Segundo a Constituição, um salário justo deve ser proporcional à
quantidade e à qualidade do trabalho e, em qualquer caso, suficiente
para garantir uma existência livre e digna. O que significa uma
existência livre e digna é determinado pelo desenvolvimento geral da
sociedade: fome é fome, mas uma coisa é saciá-la comendo comida crua com
as mãos, outra é comer comida cozida com garfo e faca. A experiência dos
últimos anos mostrou que a negociação coletiva, mesmo aquela conduzida
pelos sindicatos "mais representativos", já não é capaz de garantir à
grande maioria dos trabalhadores o padrão de vida alcançado pelas lutas
do agora distante Outono Quente. Assim, ao se referir à negociação
coletiva nacional, o decreto contorna a Constituição, impedindo que os
tribunais trabalhistas verifiquem a capacidade dos acordos coletivos
nacionais de cumprir o mandato constitucional.
Existe algum critério diferente? Sim, existe a cesta utilizada para o
índice de preços ao consumidor para famílias de operários e funcionários
administrativos. A referência a esse índice seria suficiente para, pelo
menos, garantir a manutenção de um padrão de vida.
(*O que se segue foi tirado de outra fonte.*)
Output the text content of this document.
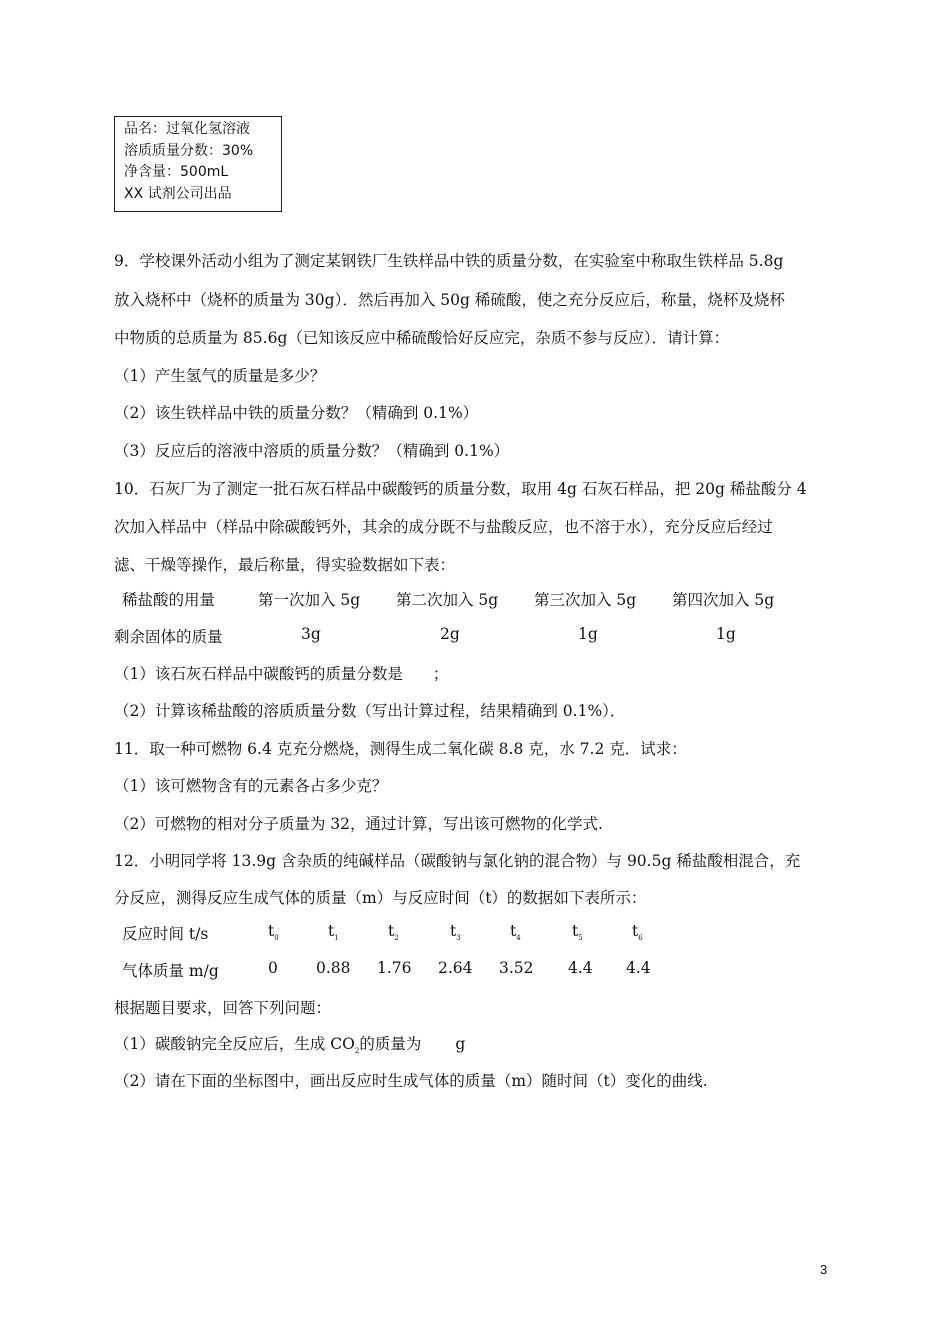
品名：过氧化氢溶液
溶质质量分数：30%
净含量：500mL
XX 试剂公司出品
9．学校课外活动小组为了测定某钢铁厂生铁样品中铁的质量分数，在实验室中称取生铁样品 5.8g
放入烧杯中（烧杯的质量为 30g）．然后再加入 50g 稀硫酸，使之充分反应后，称量，烧杯及烧杯
中物质的总质量为 85.6g（已知该反应中稀硫酸恰好反应完，杂质不参与反应）．请计算：
（1）产生氢气的质量是多少？
（2）该生铁样品中铁的质量分数？（精确到 0.1%）
（3）反应后的溶液中溶质的质量分数？（精确到 0.1%）
10．石灰厂为了测定一批石灰石样品中碳酸钙的质量分数，取用 4g 石灰石样品，把 20g 稀盐酸分 4
次加入样品中（样品中除碳酸钙外，其余的成分既不与盐酸反应，也不溶于水），充分反应后经过
滤、干燥等操作，最后称量，得实验数据如下表：
稀盐酸的用量	第一次加入 5g 第二次加入 5g 第三次加入 5g 第四次加入 5g
剩余固体的质量	3g	2g	1g	1g
（1）该石灰石样品中碳酸钙的质量分数是 ；
（2）计算该稀盐酸的溶质质量分数（写出计算过程，结果精确到 0.1%）．
11．取一种可燃物 6.4 克充分燃烧，测得生成二氧化碳 8.8 克，水 7.2 克．试求：
（1）该可燃物含有的元素各占多少克？
（2）可燃物的相对分子质量为 32，通过计算，写出该可燃物的化学式.
12．小明同学将 13.9g 含杂质的纯碱样品（碳酸钠与氯化钠的混合物）与 90.5g 稀盐酸相混合，充
分反应，测得反应生成气体的质量（m）与反应时间（t）的数据如下表所示：
反应时间 t/s	$t_0$	$t_1$	$t_2$	$t_3$	$t_4$	$t_5$	$t_6$
气体质量 m/g	0 0.88 1.76 2.64 3.52 4.4 4.4
根据题目要求，回答下列问题：
（1）碳酸钠完全反应后，生成 $CO_2$的质量为 g
（2）请在下面的坐标图中，画出反应时生成气体的质量（m）随时间（t）变化的曲线.
3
Os efeitos do decreto, portanto, traduzem-se, em primeiro lugar, na
legitimação da redução do poder de compra dos salários dos
trabalhadores. Em segundo lugar, o decreto tem um impacto adicional na
representação, obrigando os sindicatos mais representativos a assinarem
contratos que comprometem a sua representação para manterem o
reconhecimento. Um dos critérios para a representação é a assinatura de
convenções coletivas de trabalho: quem não assina os contratos não é
representativo. Esta regra tem sido usada contra sindicatos de base e em
conflito, mas agora também está a ser usada contra um dos sindicatos
tradicionalmente considerados representativos, a CGIL. Por exemplo, no
setor da educação: o sindicato CGIL não assinou a última convenção
coletiva de trabalho e agora encontra-se excluído dos direitos
associados à representação nesse setor, vítima dos mesmos mecanismos que
tem usado durante anos contra os sindicatos de base.
Na prática, o salário justo é aquele estabelecido pelo contrato assinado
pelo sindicato representativo, mas qual sindicato representa qual é uma
decisão dos empregadores, que assinam ou não os contratos conforme sua
conveniência, concedendo assim os direitos sindicais às organizações
mais complacentes.
O decreto também aborda a renovação de contratos. O Artigo 10 estabelece
que, caso um contrato não seja renovado dentro de 12 meses após o seu
término, os salários serão reajustados em um percentual equivalente a
30% do índice IPCA, a título de adiantamento em parcela única.
O IPCA é o índice de preços ao consumidor, que deverá atingir 1,90% em
2026 e 2,00% em 2027 e 2028. Se a lei tivesse sido implementada em 2026,
os aumentos salariais teriam sido de 0,57% em 2026 e 0,60% em 2027 e
2028. Uma pesquisa online mostra que o atual adicional contratual
referente a férias é de cerca de 0,80%. Aqui também, nos deparamos com
um agravamento introduzido pelo novo decreto e com mais um roubo às
custas dos trabalhadores.
A única disposição "favorável" aos trabalhadores contida no decreto é a
que diz respeito ao tráfico de pessoas digital. Mas esta não é uma ideia
original de Meloni ou Calderone; trata-se de uma adaptação a uma
regulamentação europeia.
Este decreto, portanto, estabelece uma série de medidas que favorecem os
capitalistas e são inteiramente prejudiciais à classe trabalhadora.
Hoje, diante das condições miseráveis dos empregados e desempregados, o
governo finge interferir na relação entre empregadores e trabalhadores;
ao fazê-lo, tenta frear o crescimento do movimento operário e, com
alguma reforma enganosa, impedir que a luta permita às classes
exploradas conquistar tudo o que lhes pertence - ou seja, o bem-estar
desfrutado pelas classes privilegiadas.
Como argumentou Malatesta, quando o governo age como regulador e garante
de direitos e deveres, ele se encarrega de classificar como crime e
punir qualquer ato que ameace os privilégios de governantes e
proprietários, declarando justa e legal até mesmo a exploração mais
atroz do povo.
Vamos expor as manobras do governo e dar prioridade às lutas populares.